Economic downturn can be like that beast.
There was rumour of a sighting recently. Apparently, London hotels are beginning to report that occupancies are down on last year (Caterer, 30 July, page 14). This may be true, but it is due to specific reasons and not the line that runs, "business has been booming for so long, it can't possibly be sustained", because it can. Repeating this message eventually leads to aself-fulfilling ghost story. Eventually everyone believes in the dark beast.
It is the kind of dangerous collective thinking that allows economic communities the world over to talk themselves into a slump. It's caused by lack of confidence, and the more times it happens the more likely it is to happen again.
In London, media attention has been focused recently on the moves and machinations of one or two big-name chefs operating on the capital's restaurant stage. So what's new?
Actually, nothing is new about this. The story of Gordon Ramsay's move from Aubergine or Marcus Wareing's search for a restaurant of his own is the kind of stuff that national newspapers have been lapping up and dishing out for a decade or more. Why? Because there is - and continues to be - a huge public interest in eating out.
If that interest is as strong now as it was a year ago - and statistical facts support this theory - where is the economic downturn?
John Waples, writing in the Sunday Times (2 August), draws attention to recent activity in the restaurant world that suggests a continuing buoyancy.
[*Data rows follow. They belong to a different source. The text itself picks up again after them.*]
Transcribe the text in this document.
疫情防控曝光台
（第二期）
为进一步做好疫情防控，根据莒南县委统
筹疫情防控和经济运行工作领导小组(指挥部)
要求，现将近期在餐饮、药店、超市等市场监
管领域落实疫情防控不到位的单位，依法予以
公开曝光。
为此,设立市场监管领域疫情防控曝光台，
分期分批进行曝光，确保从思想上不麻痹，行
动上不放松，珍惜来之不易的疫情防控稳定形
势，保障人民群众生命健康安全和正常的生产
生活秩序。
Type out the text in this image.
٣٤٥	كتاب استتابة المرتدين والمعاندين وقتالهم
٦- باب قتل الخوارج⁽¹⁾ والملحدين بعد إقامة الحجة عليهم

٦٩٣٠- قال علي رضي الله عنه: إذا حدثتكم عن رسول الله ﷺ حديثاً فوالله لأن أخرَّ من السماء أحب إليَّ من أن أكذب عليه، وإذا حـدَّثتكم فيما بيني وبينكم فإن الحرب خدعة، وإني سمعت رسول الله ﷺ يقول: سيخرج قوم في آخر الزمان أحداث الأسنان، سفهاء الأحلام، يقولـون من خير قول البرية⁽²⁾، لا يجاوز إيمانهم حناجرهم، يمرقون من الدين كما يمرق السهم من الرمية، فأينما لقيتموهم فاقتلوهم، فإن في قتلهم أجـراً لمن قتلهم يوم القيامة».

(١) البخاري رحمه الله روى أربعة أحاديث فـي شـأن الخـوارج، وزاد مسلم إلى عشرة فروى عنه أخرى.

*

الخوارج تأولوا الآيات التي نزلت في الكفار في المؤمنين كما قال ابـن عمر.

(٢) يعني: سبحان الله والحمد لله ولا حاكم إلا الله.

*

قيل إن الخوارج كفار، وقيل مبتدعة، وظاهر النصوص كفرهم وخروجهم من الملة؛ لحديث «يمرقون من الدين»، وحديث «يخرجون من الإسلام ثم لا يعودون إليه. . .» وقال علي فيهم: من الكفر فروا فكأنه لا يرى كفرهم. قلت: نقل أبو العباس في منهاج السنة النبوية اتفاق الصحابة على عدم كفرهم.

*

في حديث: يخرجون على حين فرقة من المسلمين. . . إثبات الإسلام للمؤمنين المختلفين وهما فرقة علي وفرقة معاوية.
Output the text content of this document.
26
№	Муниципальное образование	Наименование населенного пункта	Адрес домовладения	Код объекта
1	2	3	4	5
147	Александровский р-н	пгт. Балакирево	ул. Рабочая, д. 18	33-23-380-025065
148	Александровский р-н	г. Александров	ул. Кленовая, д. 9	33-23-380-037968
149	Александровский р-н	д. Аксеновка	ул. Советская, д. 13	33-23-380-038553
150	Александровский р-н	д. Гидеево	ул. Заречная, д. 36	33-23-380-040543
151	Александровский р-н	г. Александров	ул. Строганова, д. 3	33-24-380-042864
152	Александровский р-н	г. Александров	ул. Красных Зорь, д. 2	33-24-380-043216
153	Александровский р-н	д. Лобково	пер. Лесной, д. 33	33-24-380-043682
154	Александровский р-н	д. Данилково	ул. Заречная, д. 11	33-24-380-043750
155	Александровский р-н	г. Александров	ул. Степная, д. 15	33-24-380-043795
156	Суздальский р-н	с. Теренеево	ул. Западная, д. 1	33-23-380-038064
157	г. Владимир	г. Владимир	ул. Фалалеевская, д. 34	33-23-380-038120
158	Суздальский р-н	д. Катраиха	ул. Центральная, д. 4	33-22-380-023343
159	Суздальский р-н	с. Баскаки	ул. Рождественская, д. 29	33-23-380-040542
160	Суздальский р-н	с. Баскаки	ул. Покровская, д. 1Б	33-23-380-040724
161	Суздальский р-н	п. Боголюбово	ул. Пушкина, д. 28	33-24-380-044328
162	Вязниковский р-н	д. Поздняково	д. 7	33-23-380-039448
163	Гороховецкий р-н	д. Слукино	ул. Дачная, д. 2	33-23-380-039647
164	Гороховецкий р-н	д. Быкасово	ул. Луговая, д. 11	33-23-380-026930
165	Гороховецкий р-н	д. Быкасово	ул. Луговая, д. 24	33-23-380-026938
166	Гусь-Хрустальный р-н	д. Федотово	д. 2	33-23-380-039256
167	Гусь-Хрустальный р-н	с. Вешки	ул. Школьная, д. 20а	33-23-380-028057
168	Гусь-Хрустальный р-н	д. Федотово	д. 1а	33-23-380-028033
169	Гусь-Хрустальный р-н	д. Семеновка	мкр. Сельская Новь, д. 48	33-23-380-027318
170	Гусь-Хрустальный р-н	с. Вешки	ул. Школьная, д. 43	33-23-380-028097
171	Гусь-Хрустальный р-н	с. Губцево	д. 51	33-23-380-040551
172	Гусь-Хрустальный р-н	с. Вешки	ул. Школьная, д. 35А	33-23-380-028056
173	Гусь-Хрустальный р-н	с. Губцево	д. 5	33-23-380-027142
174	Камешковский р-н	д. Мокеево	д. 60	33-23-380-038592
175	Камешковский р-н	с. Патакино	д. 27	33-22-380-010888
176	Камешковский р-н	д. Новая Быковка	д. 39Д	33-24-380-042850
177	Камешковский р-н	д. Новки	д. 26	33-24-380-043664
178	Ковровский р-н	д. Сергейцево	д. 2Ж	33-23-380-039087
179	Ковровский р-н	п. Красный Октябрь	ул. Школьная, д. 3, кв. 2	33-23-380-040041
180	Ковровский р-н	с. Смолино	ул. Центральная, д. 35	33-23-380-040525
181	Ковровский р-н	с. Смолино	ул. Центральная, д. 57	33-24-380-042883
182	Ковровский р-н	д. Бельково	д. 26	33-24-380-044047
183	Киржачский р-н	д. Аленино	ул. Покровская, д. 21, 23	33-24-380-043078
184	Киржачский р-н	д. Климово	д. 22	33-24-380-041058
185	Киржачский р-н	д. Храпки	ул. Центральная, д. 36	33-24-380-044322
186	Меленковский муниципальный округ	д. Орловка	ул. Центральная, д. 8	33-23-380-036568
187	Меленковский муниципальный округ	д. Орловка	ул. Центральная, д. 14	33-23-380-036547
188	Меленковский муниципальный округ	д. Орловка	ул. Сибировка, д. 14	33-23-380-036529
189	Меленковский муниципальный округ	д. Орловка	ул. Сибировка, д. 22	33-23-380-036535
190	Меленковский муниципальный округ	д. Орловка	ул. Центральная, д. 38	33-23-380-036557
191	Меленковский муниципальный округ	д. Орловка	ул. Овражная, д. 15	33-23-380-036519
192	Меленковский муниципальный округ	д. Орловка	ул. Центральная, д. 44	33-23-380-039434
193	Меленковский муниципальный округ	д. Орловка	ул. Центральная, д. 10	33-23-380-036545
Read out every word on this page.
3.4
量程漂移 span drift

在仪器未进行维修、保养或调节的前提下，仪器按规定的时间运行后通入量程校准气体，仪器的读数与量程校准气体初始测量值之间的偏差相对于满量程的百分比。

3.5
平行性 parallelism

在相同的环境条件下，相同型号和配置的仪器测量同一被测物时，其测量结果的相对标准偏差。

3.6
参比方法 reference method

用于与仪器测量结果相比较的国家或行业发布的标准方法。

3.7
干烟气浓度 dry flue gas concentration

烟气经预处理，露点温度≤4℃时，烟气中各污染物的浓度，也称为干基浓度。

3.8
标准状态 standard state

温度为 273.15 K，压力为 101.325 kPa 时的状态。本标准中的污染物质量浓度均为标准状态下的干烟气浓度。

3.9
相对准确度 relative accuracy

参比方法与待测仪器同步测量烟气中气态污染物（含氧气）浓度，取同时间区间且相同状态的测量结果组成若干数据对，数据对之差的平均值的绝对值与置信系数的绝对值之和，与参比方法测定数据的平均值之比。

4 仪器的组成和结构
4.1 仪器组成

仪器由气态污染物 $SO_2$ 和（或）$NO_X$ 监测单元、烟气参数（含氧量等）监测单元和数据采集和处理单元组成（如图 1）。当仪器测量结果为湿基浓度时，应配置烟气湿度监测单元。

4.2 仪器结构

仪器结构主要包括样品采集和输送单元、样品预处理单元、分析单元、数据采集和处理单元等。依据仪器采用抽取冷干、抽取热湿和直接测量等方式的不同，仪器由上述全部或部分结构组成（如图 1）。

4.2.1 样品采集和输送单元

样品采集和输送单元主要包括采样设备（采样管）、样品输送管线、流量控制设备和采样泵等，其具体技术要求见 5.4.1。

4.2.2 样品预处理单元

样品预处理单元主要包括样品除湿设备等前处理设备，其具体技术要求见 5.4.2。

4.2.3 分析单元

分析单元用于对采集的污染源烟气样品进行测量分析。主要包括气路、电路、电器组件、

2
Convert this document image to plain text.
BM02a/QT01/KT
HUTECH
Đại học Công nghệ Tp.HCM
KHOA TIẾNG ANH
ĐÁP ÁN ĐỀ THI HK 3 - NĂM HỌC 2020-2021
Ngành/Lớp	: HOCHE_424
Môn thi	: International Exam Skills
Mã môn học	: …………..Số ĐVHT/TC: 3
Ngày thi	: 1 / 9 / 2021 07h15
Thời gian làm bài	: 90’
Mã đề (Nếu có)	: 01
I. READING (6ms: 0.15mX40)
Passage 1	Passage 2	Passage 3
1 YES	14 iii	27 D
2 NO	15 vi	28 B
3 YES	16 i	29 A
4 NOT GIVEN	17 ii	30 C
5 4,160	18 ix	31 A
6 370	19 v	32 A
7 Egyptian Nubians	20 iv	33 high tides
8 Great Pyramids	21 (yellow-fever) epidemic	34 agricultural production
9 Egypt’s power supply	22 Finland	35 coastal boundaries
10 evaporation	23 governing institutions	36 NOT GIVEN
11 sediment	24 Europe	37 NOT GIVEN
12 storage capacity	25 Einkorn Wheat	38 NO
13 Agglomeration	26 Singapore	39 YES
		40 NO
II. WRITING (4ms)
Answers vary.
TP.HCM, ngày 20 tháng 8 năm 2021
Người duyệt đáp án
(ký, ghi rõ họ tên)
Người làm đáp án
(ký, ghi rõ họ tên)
Belgo's bid for the Ivy and Le Caprice, for example; or talk of Marco Pierre White's possible share flotation next year; the rise and rise of Groupe Chez Gérard; and the upward surge of Pizza Express stock - all are indications that restaurants remain safe territory for City analysts.
It should be the same for hotels. It is inevitable that the London boom is going to flatten out in time, if for no other reason than a continuing rise in profits depends, eventually, on expansion and in London that is virtually impossible. A slight blip in occupancy caused by a slight dip in tourist rates caused by a strong pound caused by a strong economy should not put investors off the sector.
Fear feeds on fear. And fear breeds fear. There's still a lot to be cheerful about. Let's not forget it.